You have a failing CI pipeline. You open Claude Code and say: “The test auth.spec.ts:47 is failing. Find the root cause, fix it, confirm the test passes, and verify no other tests broke.” The agent reads the test, traces the failure to a race condition in the token refresh logic, writes the fix, runs the test suite, confirms the fix, and reports back. You review the diff. Total human time: reading the output and approving.
Example 2: API integration with a pipeline. You need to integrate a third-party payment API. You set up two agents in Antigravity: Agent 1 (researcher, Gemini 2.5 Pro, browser access) reads the API documentation and produces a structured integration spec. Agent 2 (coder, Claude Sonnet, file write access) takes the spec and implements the client, the error handling, and the tests. You review Agent 1’s spec before Agent 2 starts — catching misunderstandings early, before they become code.

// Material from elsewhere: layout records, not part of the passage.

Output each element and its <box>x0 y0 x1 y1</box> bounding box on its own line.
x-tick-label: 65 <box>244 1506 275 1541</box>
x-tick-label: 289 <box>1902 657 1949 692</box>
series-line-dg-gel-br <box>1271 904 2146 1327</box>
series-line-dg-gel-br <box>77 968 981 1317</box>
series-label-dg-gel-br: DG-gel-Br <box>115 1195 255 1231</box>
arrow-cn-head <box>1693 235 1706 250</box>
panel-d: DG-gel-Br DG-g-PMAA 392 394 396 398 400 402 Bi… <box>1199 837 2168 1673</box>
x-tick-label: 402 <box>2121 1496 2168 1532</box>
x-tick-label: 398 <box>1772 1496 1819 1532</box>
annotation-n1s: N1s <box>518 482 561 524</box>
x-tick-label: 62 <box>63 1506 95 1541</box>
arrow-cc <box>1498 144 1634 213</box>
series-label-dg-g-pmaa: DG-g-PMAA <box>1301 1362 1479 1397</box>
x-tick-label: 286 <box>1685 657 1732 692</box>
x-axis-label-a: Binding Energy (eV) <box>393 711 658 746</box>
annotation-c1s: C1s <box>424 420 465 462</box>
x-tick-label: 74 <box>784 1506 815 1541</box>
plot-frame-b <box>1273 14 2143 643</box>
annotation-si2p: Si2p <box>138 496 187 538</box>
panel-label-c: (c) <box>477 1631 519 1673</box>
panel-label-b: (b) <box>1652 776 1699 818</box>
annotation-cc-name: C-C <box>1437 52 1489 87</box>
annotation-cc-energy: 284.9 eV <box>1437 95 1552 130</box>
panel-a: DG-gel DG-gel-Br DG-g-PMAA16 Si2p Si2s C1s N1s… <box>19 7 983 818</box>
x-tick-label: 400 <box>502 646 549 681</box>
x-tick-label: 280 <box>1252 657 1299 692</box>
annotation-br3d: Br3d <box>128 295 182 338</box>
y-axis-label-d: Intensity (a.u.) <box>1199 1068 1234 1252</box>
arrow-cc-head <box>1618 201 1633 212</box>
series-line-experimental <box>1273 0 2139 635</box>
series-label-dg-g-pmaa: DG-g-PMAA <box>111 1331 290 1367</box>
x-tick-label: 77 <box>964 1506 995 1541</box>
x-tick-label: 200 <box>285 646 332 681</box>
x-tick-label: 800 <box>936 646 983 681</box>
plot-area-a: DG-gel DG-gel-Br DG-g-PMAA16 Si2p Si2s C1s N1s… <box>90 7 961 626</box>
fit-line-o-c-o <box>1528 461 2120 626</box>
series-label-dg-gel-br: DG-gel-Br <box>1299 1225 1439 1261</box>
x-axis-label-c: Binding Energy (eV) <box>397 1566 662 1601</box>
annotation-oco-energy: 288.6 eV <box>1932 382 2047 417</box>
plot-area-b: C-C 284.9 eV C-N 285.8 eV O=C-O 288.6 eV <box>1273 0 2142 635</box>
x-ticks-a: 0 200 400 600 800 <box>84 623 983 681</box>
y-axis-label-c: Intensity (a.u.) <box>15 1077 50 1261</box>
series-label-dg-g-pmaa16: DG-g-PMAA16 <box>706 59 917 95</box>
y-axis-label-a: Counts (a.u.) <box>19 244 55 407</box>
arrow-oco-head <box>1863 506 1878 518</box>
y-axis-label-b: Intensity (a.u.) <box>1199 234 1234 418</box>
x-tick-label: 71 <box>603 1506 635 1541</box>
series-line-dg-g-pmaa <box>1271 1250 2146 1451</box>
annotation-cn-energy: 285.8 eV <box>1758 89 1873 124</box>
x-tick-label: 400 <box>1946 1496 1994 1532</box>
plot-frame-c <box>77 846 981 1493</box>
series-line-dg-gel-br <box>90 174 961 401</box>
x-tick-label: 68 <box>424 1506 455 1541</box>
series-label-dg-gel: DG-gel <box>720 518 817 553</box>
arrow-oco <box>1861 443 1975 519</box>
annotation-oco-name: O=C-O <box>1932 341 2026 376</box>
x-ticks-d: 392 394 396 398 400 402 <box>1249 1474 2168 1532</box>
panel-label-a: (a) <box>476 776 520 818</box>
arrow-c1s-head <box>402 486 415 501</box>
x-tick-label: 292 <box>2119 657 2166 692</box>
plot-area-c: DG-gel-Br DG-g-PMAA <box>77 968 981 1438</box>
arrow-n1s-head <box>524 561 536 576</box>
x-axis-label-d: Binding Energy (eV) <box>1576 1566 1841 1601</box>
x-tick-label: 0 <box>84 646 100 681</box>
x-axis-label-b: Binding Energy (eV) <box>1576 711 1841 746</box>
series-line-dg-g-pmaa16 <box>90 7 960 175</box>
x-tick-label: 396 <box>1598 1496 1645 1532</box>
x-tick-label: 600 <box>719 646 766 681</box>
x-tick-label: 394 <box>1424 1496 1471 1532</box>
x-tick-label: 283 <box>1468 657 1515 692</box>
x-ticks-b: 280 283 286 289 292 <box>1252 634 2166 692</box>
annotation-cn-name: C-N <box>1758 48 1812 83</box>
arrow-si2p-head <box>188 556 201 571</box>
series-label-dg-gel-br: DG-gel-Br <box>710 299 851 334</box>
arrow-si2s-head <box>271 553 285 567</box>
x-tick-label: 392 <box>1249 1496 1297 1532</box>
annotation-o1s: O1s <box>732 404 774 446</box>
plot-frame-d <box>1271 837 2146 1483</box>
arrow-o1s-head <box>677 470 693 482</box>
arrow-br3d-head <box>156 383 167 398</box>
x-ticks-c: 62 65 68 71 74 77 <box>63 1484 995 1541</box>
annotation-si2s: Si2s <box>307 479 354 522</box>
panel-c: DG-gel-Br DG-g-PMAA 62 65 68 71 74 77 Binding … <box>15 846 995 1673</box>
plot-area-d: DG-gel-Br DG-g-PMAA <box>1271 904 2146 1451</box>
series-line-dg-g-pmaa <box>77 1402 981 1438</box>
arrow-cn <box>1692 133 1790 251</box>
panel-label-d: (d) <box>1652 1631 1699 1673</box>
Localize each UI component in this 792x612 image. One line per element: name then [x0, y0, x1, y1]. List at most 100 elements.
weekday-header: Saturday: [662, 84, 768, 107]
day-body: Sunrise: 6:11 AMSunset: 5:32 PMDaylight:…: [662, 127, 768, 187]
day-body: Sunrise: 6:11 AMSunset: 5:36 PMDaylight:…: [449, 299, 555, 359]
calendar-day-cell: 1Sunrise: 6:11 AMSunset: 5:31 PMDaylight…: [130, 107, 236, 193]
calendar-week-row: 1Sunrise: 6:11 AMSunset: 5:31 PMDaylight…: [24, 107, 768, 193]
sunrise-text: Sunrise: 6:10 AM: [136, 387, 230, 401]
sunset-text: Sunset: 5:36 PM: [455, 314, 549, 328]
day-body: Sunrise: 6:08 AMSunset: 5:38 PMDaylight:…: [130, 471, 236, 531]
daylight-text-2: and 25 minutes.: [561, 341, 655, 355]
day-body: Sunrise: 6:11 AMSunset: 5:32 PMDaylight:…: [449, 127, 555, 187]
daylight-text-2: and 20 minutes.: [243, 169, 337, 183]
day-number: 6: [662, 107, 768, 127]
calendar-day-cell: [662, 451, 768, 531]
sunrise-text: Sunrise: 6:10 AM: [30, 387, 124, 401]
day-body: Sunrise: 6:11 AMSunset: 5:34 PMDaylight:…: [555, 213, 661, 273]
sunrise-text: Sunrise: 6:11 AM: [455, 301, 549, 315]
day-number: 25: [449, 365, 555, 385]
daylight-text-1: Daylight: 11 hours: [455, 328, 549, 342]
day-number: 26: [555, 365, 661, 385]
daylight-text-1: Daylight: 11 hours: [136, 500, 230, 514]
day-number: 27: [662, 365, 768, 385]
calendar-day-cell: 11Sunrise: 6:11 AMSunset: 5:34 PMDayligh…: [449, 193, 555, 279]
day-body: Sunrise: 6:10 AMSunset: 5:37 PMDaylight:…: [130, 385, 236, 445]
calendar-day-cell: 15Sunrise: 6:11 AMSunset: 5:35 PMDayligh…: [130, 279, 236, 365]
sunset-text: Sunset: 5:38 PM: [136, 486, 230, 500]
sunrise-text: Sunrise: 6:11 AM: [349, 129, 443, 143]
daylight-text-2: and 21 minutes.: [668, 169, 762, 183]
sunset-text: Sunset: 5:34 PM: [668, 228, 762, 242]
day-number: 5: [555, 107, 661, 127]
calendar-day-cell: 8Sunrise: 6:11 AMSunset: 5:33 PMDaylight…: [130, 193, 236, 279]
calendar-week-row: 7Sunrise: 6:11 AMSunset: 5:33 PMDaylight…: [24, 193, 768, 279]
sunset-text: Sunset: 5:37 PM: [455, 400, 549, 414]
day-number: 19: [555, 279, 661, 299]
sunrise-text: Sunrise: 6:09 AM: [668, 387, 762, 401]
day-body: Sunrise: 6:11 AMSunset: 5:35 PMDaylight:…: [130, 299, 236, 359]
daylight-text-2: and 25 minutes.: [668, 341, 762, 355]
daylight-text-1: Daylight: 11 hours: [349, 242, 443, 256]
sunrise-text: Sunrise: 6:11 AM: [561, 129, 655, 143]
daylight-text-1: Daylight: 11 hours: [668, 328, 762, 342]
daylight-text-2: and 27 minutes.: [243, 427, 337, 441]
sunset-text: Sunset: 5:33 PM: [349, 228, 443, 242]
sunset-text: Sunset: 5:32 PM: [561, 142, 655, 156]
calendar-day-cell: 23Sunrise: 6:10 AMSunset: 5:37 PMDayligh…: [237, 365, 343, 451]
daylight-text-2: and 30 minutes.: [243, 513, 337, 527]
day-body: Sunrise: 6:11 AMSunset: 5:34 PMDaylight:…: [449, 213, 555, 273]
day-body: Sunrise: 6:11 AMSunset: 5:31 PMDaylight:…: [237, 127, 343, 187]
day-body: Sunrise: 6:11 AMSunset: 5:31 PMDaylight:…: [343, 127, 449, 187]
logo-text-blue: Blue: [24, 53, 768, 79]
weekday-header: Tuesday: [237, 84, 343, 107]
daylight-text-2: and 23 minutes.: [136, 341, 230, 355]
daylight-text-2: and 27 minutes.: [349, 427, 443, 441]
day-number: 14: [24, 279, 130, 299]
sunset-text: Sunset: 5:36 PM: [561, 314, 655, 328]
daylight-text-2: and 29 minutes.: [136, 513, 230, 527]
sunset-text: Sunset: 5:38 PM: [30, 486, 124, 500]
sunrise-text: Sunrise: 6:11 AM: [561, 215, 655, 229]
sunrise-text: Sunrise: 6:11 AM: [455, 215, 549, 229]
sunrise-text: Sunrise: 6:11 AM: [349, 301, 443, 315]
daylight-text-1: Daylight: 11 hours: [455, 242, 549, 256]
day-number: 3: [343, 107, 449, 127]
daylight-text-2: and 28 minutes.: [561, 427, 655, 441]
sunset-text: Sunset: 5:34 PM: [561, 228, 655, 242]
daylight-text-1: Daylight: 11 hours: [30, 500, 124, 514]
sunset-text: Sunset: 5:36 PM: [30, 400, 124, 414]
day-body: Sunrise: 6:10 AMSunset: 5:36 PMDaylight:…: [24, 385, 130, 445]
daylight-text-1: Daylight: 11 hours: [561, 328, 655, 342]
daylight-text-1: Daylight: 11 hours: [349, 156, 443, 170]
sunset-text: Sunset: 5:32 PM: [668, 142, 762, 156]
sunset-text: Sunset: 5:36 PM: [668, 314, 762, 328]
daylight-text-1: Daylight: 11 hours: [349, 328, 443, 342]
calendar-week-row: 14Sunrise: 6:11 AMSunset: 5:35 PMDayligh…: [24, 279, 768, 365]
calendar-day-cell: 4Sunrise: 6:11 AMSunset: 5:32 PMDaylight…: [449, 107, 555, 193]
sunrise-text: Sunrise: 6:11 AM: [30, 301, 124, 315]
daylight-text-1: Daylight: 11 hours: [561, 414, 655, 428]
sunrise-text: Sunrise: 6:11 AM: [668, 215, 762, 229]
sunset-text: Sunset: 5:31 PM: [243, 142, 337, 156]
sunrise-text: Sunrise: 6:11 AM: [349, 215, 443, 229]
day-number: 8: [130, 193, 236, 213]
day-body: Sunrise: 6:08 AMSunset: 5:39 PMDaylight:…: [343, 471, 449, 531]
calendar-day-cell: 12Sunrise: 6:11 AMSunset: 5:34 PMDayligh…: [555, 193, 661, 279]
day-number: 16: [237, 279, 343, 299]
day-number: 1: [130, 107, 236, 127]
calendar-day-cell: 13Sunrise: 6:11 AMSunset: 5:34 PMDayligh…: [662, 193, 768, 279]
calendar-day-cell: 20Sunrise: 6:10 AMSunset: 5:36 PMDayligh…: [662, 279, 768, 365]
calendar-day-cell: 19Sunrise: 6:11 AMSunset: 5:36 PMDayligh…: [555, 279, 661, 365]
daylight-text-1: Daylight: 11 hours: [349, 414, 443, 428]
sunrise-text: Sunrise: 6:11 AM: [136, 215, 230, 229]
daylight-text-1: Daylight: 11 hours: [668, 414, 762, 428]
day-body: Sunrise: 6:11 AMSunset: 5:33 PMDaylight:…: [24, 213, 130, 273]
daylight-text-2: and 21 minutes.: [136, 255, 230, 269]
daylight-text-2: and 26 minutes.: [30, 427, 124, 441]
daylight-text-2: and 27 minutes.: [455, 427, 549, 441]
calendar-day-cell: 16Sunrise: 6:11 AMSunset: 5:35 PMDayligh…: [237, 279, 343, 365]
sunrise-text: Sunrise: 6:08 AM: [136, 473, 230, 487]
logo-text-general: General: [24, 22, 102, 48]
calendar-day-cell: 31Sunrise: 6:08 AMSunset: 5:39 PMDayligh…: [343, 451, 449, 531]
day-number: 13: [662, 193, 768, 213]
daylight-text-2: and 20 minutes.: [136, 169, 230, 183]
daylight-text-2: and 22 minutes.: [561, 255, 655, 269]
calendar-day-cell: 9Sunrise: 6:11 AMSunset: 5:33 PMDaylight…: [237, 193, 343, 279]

Example 3: Codebase-wide refactor.
You’re migrating from a deprecated internal library to its replacement. You run Claude Code with: “Find every import of @internal/old-lib, understand how each usage works, and replace it with the equivalent from @internal/new-lib. Don’t change behavior, only the import surface. Run the tests after each file to confirm.” The agent works file by file, running tests between each change. You get a commit per file, each independently reviewable.
Example 4: Living documentation. You set up a documentation agent that runs on a schedule (or triggered by CI): it reads the current codebase, compares it against the existing documentation, identifies gaps or outdated sections, and opens a PR with proposed updates. No human writes the documentation draft — a human reviews and approves. The agent is scoped to read access only; it cannot modify source code.
Example 5: Specialized code reviewer. Before opening a PR, you run a review agent: “Read the diff in the current branch against main. Identify potential bugs, missing edge cases, and violations of the patterns defined in CLAUDE.md. Do not suggest style changes — focus only on correctness and consistency.” The agent produces a structured review. You address its findings before the code reaches a human reviewer. Your PR quality goes up; your teammates’ review time goes down.
The Mindset Shift
Working effectively with agents requires unlearning some habits from the chat era.
You stop thinking in prompts and start thinking in tasks. You stop expecting immediate output and start expecting asynchronous results you review. You stop being the execution layer and start being the architecture layer — the one who decides what gets built, in what order, with what constraints, and whether the result is acceptable.
The discipline is in the scoping. Agents are powerful enough that a poorly scoped task causes real damage — files overwritten, logic changed in ways you didn’t intend, dependencies added without review. The developers who get the most out of agents are the ones who invest in the brief: clear goals, explicit constraints, defined acceptance criteria, and reviewable checkpoints.
It’s not a different skill from good engineering. It’s the same skill, applied one level up.